Acorn Squash with Caramel Sauce
This squash recipe from Grandma's Homestead Restaurant, Holmes County, Ohio, is so delicious it could be dessert. The caramel sauce is also great as a dip for apples or a topping for ice cream.
Total TimePrep: 10 min. Bake: 45 min.
Makes6 servings (4 cups sauce)
- 3 medium acorn squash
- 3/4 teaspoon ground cinnamon
- 2 tablespoons butter
- CARAMEL SAUCE:
- 2 cups packed brown sugar
- 2 cups maple pancake syrup
- 1/2 cup butter, cubed
- 1/2 cup heavy whipping cream
- Cut squash in half; remove and discard seeds. Sprinkle cinnamon over squash. Place cut side down in a 15x10x1-in. baking pan; add 1/2 in. of hot water. Bake, uncovered, at 350° for 30 minutes.
- Drain water from pan; turn squash cut side up and dot with butter. Bake 15-20 minutes longer or until tender.
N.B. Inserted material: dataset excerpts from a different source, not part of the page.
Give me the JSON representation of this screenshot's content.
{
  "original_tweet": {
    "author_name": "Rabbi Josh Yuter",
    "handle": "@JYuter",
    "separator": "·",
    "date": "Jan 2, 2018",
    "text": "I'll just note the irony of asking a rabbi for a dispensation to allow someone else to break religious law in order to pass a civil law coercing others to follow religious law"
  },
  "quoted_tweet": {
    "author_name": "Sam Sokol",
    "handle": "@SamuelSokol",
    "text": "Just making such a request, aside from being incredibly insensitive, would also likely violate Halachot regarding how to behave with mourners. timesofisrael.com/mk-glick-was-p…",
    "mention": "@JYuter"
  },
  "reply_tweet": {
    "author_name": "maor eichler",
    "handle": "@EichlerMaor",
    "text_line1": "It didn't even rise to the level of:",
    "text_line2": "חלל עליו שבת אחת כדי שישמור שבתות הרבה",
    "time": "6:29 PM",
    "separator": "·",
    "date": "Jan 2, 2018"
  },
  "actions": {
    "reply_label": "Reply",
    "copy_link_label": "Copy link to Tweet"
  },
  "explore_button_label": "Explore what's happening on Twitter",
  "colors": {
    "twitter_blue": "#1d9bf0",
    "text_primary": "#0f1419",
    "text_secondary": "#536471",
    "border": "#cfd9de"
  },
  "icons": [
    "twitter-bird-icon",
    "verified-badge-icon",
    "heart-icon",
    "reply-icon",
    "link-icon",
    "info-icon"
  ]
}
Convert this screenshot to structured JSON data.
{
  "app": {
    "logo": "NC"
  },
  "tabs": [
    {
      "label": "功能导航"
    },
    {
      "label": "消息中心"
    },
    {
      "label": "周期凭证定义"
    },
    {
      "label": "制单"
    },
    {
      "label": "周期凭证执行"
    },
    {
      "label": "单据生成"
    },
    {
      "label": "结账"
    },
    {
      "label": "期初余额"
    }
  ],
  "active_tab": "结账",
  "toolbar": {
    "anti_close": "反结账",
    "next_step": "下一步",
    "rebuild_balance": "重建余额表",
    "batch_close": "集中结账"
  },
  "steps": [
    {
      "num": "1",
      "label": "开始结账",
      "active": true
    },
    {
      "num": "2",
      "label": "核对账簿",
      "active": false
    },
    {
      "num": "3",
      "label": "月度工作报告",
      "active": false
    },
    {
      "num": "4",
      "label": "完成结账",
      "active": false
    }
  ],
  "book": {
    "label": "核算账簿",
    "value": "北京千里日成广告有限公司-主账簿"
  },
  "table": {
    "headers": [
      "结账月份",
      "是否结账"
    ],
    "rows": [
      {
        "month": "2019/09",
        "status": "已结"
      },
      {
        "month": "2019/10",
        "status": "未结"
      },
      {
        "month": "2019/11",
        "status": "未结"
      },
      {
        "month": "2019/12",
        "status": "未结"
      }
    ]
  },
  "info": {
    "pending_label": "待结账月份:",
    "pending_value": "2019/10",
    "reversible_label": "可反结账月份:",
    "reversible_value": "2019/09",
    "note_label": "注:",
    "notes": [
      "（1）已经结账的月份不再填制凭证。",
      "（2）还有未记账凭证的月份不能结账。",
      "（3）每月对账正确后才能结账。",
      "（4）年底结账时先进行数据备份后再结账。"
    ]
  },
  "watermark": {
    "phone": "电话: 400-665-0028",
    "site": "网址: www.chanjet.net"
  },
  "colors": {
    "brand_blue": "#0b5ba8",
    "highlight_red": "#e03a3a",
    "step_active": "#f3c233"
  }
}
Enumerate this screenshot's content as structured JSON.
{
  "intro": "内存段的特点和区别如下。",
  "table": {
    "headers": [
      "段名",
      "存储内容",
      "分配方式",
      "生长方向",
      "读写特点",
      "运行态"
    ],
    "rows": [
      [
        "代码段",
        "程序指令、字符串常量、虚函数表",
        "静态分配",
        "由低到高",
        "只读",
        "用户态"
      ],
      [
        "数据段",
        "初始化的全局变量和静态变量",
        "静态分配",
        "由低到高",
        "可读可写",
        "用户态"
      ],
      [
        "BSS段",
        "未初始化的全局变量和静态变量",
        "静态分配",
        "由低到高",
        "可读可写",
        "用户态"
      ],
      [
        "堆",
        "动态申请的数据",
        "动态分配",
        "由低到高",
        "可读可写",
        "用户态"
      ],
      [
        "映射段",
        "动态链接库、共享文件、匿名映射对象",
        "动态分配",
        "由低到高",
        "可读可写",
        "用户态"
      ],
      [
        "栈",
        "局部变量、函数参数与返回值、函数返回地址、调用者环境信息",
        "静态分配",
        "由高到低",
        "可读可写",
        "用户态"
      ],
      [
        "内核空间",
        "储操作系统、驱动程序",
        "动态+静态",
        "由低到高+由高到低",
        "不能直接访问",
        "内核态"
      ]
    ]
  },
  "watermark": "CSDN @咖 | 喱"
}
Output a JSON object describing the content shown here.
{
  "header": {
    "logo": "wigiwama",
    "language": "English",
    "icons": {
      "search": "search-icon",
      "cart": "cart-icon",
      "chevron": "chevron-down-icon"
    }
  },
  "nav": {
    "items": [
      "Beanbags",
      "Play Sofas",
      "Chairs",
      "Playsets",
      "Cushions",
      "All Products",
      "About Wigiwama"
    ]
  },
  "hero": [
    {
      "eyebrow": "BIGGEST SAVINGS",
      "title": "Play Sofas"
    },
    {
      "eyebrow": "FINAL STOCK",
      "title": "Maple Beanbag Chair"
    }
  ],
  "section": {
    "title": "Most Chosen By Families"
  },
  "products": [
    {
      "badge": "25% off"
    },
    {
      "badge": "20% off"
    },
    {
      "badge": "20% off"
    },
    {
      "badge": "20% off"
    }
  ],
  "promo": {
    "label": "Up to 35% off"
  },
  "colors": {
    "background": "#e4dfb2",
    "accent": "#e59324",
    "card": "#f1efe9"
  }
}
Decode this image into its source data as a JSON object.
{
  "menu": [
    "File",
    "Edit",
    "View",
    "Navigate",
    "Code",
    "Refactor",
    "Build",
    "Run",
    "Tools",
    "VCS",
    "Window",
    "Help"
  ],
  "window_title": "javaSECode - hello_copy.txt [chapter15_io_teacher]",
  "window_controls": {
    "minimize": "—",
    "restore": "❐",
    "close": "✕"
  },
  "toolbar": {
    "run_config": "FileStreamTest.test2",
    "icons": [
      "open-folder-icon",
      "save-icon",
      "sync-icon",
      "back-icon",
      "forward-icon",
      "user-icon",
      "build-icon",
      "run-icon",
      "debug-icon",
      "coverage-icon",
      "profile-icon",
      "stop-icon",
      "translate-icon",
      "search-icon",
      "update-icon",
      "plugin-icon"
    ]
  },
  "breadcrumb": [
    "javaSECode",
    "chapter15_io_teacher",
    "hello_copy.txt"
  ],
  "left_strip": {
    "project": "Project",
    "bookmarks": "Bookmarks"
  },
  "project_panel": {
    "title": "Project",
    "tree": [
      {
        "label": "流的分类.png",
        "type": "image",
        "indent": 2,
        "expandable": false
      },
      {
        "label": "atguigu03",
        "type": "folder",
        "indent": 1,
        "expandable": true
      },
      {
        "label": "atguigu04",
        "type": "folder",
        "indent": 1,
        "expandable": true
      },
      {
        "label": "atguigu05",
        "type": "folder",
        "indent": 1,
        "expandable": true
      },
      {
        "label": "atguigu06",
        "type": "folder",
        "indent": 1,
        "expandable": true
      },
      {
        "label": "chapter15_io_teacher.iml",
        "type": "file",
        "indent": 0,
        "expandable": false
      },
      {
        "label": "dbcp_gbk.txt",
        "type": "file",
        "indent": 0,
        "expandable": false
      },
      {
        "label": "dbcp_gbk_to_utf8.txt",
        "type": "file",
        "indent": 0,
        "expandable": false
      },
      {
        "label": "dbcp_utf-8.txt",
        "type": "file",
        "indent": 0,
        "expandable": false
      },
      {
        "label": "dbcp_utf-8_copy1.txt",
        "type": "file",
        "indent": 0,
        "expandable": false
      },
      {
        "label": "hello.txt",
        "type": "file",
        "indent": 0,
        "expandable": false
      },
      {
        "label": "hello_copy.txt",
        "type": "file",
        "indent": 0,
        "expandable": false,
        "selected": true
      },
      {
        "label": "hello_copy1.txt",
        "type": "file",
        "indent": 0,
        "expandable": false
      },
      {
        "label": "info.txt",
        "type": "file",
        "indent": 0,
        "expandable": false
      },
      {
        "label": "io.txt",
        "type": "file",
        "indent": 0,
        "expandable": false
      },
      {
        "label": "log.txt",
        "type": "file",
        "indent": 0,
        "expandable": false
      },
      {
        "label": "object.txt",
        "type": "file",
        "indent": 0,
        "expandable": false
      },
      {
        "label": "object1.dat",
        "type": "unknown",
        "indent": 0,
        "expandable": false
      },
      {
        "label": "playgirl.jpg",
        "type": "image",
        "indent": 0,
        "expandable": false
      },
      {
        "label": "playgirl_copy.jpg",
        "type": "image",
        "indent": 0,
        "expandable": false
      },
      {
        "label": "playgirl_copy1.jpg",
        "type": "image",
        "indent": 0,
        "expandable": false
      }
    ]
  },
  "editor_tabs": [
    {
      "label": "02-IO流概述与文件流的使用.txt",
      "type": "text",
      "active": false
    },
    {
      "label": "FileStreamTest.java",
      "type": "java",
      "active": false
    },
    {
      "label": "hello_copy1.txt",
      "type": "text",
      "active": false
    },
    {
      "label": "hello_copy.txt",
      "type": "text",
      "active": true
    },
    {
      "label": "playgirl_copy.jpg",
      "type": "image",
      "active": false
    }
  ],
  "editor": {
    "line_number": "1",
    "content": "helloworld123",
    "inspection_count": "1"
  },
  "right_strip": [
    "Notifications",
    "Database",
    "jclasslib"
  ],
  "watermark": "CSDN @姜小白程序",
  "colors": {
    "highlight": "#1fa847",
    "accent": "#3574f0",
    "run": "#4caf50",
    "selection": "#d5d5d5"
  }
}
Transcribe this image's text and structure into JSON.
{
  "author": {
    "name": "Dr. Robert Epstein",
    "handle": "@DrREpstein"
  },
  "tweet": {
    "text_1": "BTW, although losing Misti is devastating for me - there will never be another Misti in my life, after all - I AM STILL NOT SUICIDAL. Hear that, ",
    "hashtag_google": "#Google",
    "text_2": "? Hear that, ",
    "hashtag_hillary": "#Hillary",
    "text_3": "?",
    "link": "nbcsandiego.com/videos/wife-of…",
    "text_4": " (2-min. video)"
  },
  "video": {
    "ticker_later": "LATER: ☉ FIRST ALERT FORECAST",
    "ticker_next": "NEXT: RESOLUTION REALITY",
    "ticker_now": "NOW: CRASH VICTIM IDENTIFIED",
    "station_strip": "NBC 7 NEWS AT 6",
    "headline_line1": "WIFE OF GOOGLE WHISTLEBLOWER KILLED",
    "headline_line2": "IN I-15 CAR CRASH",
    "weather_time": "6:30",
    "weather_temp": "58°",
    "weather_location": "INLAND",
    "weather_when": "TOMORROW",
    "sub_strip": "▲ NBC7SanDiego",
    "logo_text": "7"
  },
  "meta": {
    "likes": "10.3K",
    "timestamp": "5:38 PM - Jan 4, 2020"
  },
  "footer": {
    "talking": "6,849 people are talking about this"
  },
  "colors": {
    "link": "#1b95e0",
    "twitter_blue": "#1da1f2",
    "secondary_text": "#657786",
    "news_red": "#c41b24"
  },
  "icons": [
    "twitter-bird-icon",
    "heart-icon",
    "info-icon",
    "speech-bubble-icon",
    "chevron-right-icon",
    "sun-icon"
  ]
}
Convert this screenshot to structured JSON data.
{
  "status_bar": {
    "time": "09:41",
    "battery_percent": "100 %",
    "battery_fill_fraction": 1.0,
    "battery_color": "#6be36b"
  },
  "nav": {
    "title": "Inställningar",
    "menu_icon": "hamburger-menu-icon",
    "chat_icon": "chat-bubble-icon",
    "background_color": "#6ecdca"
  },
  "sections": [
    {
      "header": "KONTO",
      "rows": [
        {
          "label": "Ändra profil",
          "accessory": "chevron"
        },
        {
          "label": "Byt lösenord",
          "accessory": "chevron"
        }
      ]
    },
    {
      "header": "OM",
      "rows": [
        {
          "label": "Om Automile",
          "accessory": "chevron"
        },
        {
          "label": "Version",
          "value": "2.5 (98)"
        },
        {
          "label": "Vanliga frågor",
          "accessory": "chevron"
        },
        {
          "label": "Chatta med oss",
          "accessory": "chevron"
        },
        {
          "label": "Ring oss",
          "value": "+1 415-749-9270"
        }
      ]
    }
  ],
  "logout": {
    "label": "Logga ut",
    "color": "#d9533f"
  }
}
- Meanwhile, for sauce, in a large saucepan, bring brown sugar and syrup to a boil. Reduce heat to medium; cook until sugar is dissolved. Stir in butter until melted. Add cream. Remove from the heat. Serve with squash. Refrigerate leftover sauce.
Nutrition Facts1 each: 871 calories, 27g fat (16g saturated fat), 78mg cholesterol, 316mg sodium, 165g carbohydrate (119g sugars, 4g fiber), 2g protein.